The report also asserts that the UK is the world’s leading ecommerce exporter, claiming that for every £1 spent online to import goods, £2.80-worth of goods are exported. This contrasts starkly with figures for the offline economy, which exports 90p for every £1 imported.
Of the £100bn spend, the majority (60%) is generated through internet activity – from online shopping and the money people pay to access the web from computers and other devices. The remaining 40% was accounted for by the UK’s internet infrastructure, government IT spending and net exports.
Compared with the rest of the world, the UK ranked sixth on the research’s "e-intensity index", a measure of the reach and depth of the internet; which meant the country ranked behind Japan, South Korea and Holland, but above the likes of the US, Germany and France. The report claimed that more than 19 million UK households have an internet connection, a 73% share.

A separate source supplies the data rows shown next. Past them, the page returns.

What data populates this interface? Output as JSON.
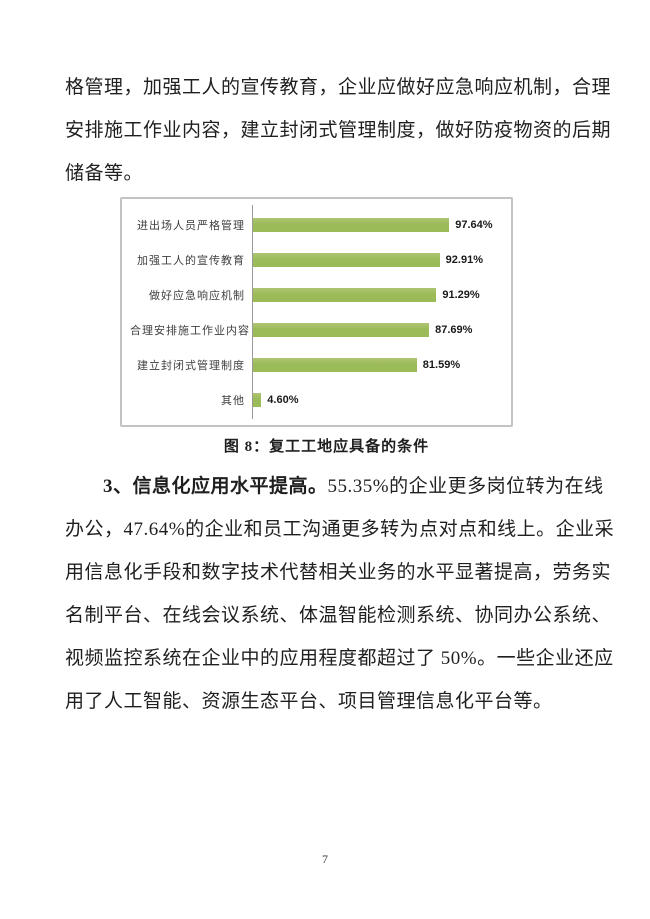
{
  "page": {
    "number": "7"
  },
  "paragraph1": {
    "lines": [
      {
        "text": "格管理，加强工人的宣传教育，企业应做好应急响应机制，合理"
      },
      {
        "text": "安排施工作业内容，建立封闭式管理制度，做好防疫物资的后期"
      },
      {
        "text": "储备等。"
      }
    ]
  },
  "figure": {
    "caption": "图 8：复工工地应具备的条件"
  },
  "chart_data": {
    "type": "bar",
    "orientation": "horizontal",
    "title": "",
    "xlabel": "",
    "ylabel": "",
    "xlim": [
      0,
      100
    ],
    "grid": false,
    "legend": false,
    "bar_color": "#9bbb59",
    "axis_color": "#9a9a9a",
    "frame_color": "#c3c3c3",
    "categories": [
      "进出场人员严格管理",
      "加强工人的宣传教育",
      "做好应急响应机制",
      "合理安排施工作业内容",
      "建立封闭式管理制度",
      "其他"
    ],
    "values": [
      97.64,
      92.91,
      91.29,
      87.69,
      81.59,
      4.6
    ],
    "value_labels": [
      "97.64%",
      "92.91%",
      "91.29%",
      "87.69%",
      "81.59%",
      "4.60%"
    ]
  },
  "paragraph2": {
    "lines": [
      {
        "bold": "3、信息化应用水平提高。",
        "text": "55.35%的企业更多岗位转为在线",
        "indent": true
      },
      {
        "text": "办公，47.64%的企业和员工沟通更多转为点对点和线上。企业采"
      },
      {
        "text": "用信息化手段和数字技术代替相关业务的水平显著提高，劳务实"
      },
      {
        "text": "名制平台、在线会议系统、体温智能检测系统、协同办公系统、"
      },
      {
        "text": "视频监控系统在企业中的应用程度都超过了 50%。一些企业还应"
      },
      {
        "text": "用了人工智能、资源生态平台、项目管理信息化平台等。"
      }
    ]
  }
}
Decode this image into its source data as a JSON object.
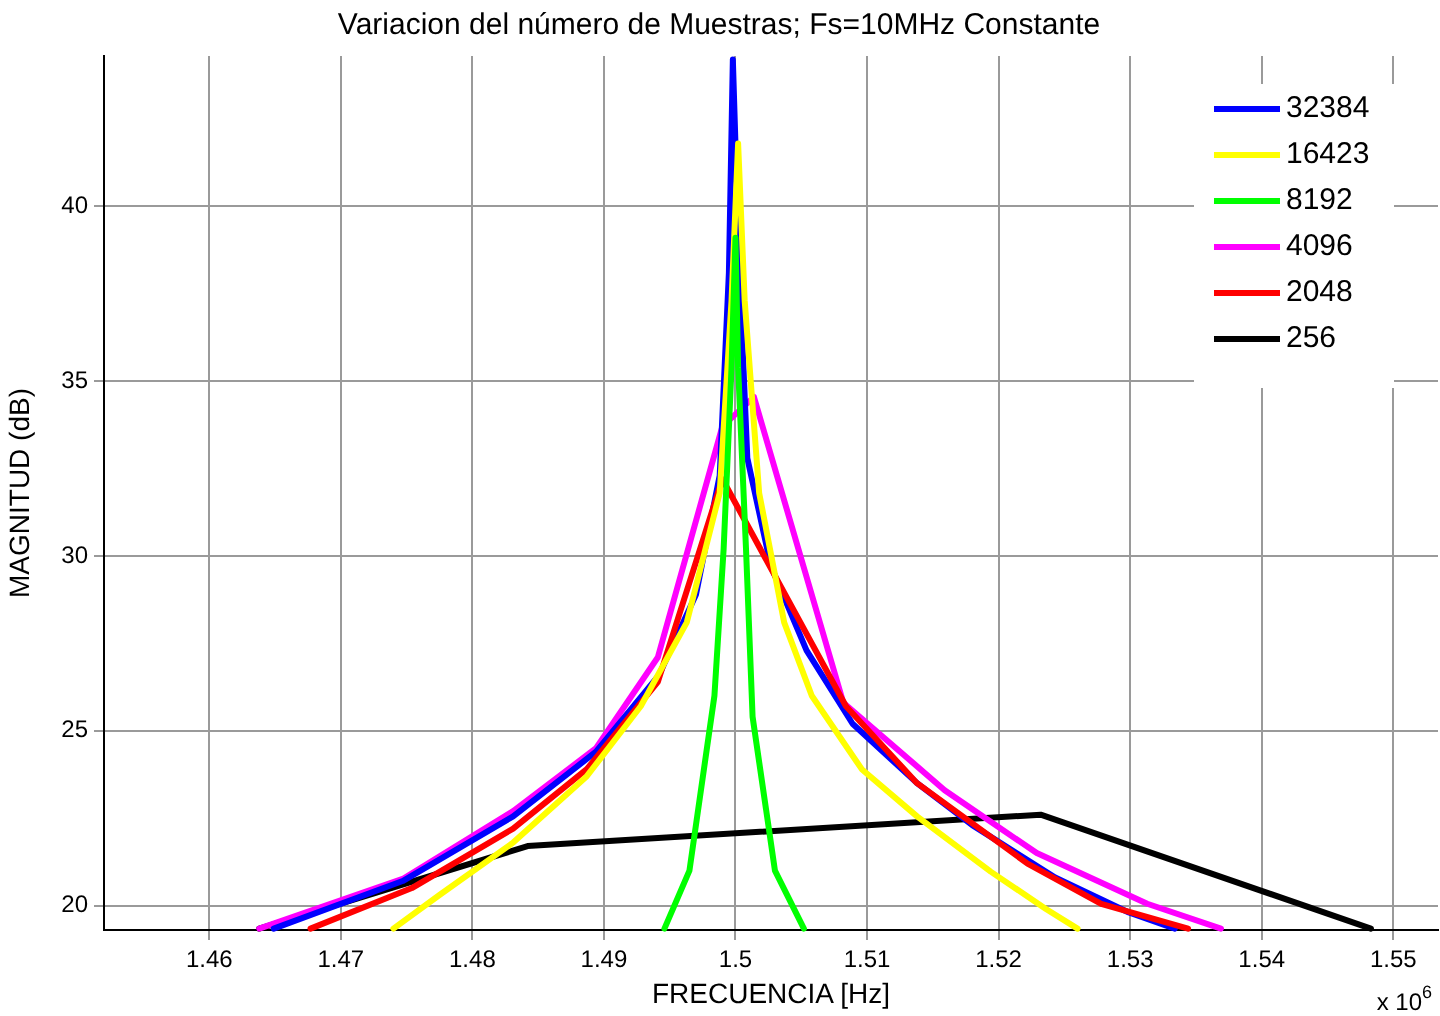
{
  "chart_data": {
    "type": "line",
    "title": "Variacion del número de Muestras; Fs=10MHz Constante",
    "xlabel": "FRECUENCIA [Hz]",
    "ylabel": "MAGNITUD (dB)",
    "annotations": [
      "x 10$^{6}$"
    ],
    "xlim": [
      1.452,
      1.5534
    ],
    "xticks": [
      1.46,
      1.47,
      1.48,
      1.49,
      1.5,
      1.51,
      1.52,
      1.53,
      1.54,
      1.55
    ],
    "ylim": [
      19.3,
      44.3
    ],
    "yticks": [
      20,
      25,
      30,
      35,
      40
    ],
    "grid": true,
    "legend": "top right",
    "marker": "none",
    "line_style": "solid",
    "series": [
      {
        "name": "32384",
        "color": "#0000ff",
        "x": [
          1.4649,
          1.4747,
          1.4831,
          1.4894,
          1.4942,
          1.497,
          1.4988,
          1.4995,
          1.4998,
          1.5003,
          1.5009,
          1.5027,
          1.5054,
          1.5089,
          1.5138,
          1.518,
          1.5243,
          1.5299,
          1.5334
        ],
        "values": [
          19.34,
          20.7,
          22.55,
          24.4,
          26.6,
          28.9,
          32.3,
          38.1,
          44.2,
          38.1,
          32.8,
          29.7,
          27.3,
          25.2,
          23.5,
          22.3,
          20.8,
          19.8,
          19.34
        ]
      },
      {
        "name": "16423",
        "color": "#ffff00",
        "x": [
          1.474,
          1.4775,
          1.4831,
          1.4887,
          1.4928,
          1.4963,
          1.4988,
          1.4997,
          1.5002,
          1.5007,
          1.5018,
          1.5037,
          1.5058,
          1.5096,
          1.5138,
          1.5194,
          1.5236,
          1.526
        ],
        "values": [
          19.34,
          20.3,
          21.8,
          23.7,
          25.7,
          28.1,
          31.8,
          37.3,
          41.8,
          37.3,
          31.8,
          28.1,
          26.0,
          23.9,
          22.55,
          20.97,
          19.9,
          19.34
        ]
      },
      {
        "name": "8192",
        "color": "#00ff00",
        "x": [
          1.4946,
          1.4965,
          1.4984,
          1.4991,
          1.4997,
          1.5,
          1.5002,
          1.5008,
          1.5013,
          1.503,
          1.5052
        ],
        "values": [
          19.34,
          21.0,
          26.0,
          30.2,
          35.4,
          39.1,
          35.4,
          30.2,
          25.4,
          21.0,
          19.34
        ]
      },
      {
        "name": "4096",
        "color": "#ff00ff",
        "x": [
          1.4638,
          1.4747,
          1.4831,
          1.4894,
          1.4941,
          1.499,
          1.5014,
          1.5082,
          1.5159,
          1.5229,
          1.5313,
          1.5369
        ],
        "values": [
          19.34,
          20.76,
          22.7,
          24.5,
          27.1,
          33.7,
          34.55,
          25.8,
          23.3,
          21.5,
          20.05,
          19.34
        ]
      },
      {
        "name": "2048",
        "color": "#ff0000",
        "x": [
          1.4677,
          1.4754,
          1.4831,
          1.4887,
          1.4941,
          1.499,
          1.5084,
          1.5138,
          1.5222,
          1.5278,
          1.5344
        ],
        "values": [
          19.34,
          20.5,
          22.2,
          23.9,
          26.4,
          32.2,
          25.7,
          23.5,
          21.2,
          20.05,
          19.34
        ]
      },
      {
        "name": "256",
        "color": "#000000",
        "x": [
          1.4638,
          1.4842,
          1.5232,
          1.5483
        ],
        "values": [
          19.34,
          21.7,
          22.6,
          19.34
        ]
      }
    ]
  }
}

However some areas of the UK were found to be lagging behind high-penetration areas like London and the Southeast: in particular Scotland and Northern Ireland.
Looking ahead, ecommerce growth shows no signs of slowing and will account for 10% of GDP by 2015.
Matt Brittin, Google UK’s managing director, said: "The internet is a central pillar of the UK’s economy. The sector has come of age and with great prospects for further growth, the UK internet economy will be vital to the UK’s future prosperity."
Paul Zwillenberg, a partner at BCG and one of the report’s authors, added: "The internet is pervasive in the UK economy today, more so that in most advanced countries.
"Several industries, including media, travel, insurance and fashion, are being transformed by it."